Single-line EIP costs are one-third of BGP EIP costs, saving approximately two-thirds of public network bandwidth expenses.

Gateway Scaling

Optimization

Implement elastic gateway scaling based on CPU and memory utilization.

Results

Ensure resource utilization remains within a reasonable range to avoid resource waste or insufficiency.

Summary

Since adopting APISIX in 2021, Honor has developed a high-performance, scalable, and reliable API gateway to support the rapid growth of its extensive business through continuous optimization and expansion. The following are the achievements of Honor using Apache APISIX:

  • Traffic Handling: Honor's API gateway has evolved from pilot deployments to comprehensive coverage, handling peak traffic volumes reaching millions of QPS.

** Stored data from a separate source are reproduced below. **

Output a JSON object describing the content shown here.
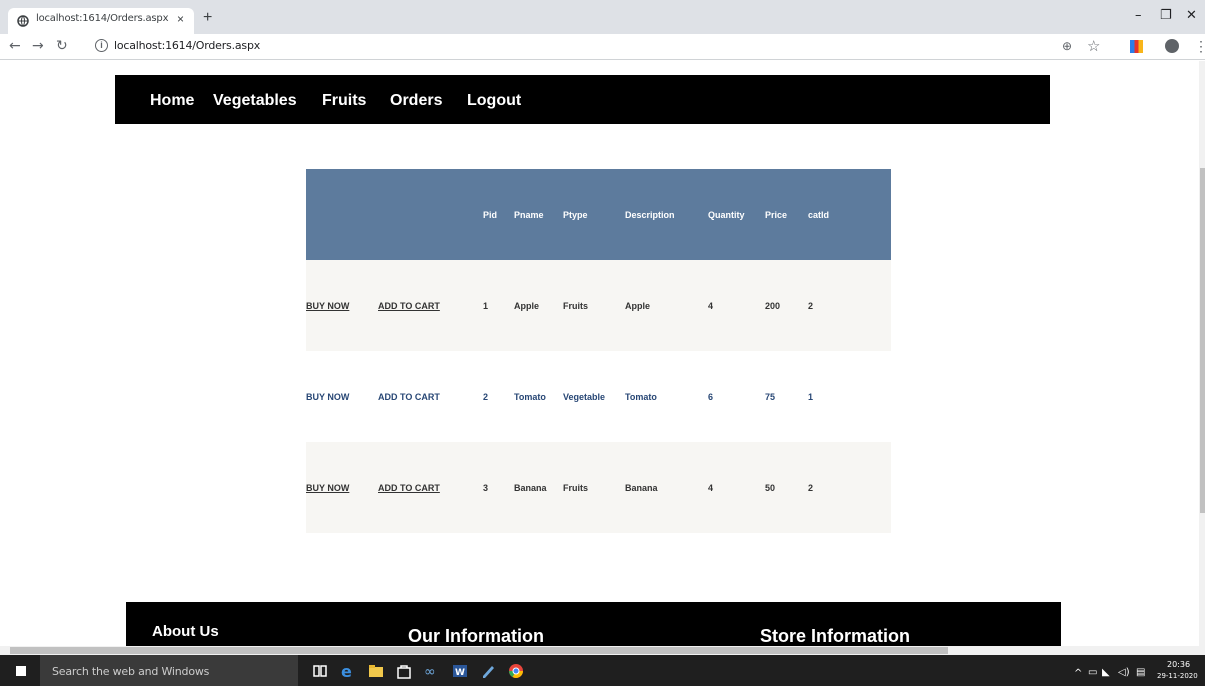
{
  "browser": {
    "tab_title": "localhost:1614/Orders.aspx",
    "tab_close": "×",
    "new_tab": "+",
    "url": "localhost:1614/Orders.aspx",
    "window_minimize": "–",
    "window_maximize": "❐",
    "window_close": "✕"
  },
  "site_nav": {
    "home": "Home",
    "vegetables": "Vegetables",
    "fruits": "Fruits",
    "orders": "Orders",
    "logout": "Logout"
  },
  "orders_table": {
    "headers": [
      "",
      "",
      "Pid",
      "Pname",
      "Ptype",
      "Description",
      "Quantity",
      "Price",
      "catId"
    ],
    "rows": [
      {
        "buy": "BUY NOW",
        "cart": "ADD TO CART",
        "pid": "1",
        "pname": "Apple",
        "ptype": "Fruits",
        "description": "Apple",
        "quantity": "4",
        "price": "200",
        "catid": "2"
      },
      {
        "buy": "BUY NOW",
        "cart": "ADD TO CART",
        "pid": "2",
        "pname": "Tomato",
        "ptype": "Vegetable",
        "description": "Tomato",
        "quantity": "6",
        "price": "75",
        "catid": "1"
      },
      {
        "buy": "BUY NOW",
        "cart": "ADD TO CART",
        "pid": "3",
        "pname": "Banana",
        "ptype": "Fruits",
        "description": "Banana",
        "quantity": "4",
        "price": "50",
        "catid": "2"
      }
    ]
  },
  "footer": {
    "about": "About Us",
    "our_info": "Our Information",
    "store_info": "Store Information"
  },
  "taskbar": {
    "search_placeholder": "Search the web and Windows",
    "time": "20:36",
    "date": "29-11-2020"
  },
  "colors": {
    "header_bg": "#5d7b9d",
    "alt_row_bg": "#f7f6f3",
    "nav_bg": "#000000"
  }
}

  • Plugins: To meet diverse business requirements, Honor has developed nearly 100 custom plugins.

  • Architecture Stability and Scalability: Through optimizations such as internal and external network protocol supports, load balancer upgrades, and plugin marketplace development, the platform's stability and scalability have been enhanced.

  • Features: optimizations such as canary releases, rate limiting, circuit breaking, and bypass WAF architecture ensure precise traffic scheduling and enhance reliability.

  • Performance: Health checker optimizations and concurrency control significantly lower CPU usage.

  • Cost: Strategies like traffic compression, EIP transformation, and scaling techniques substantially reduce expenses.

Future Outlook

Moving forward, Honor plans to integrate artificial intelligence into its API gateway platform to enhance intelligent traffic management and decision-making processes. Additionally, through innovative approaches such as containerized auto-reporting mechanisms, Honor aims to help internal teams achieve efficient resource management and business deployment in Kubernetes environments.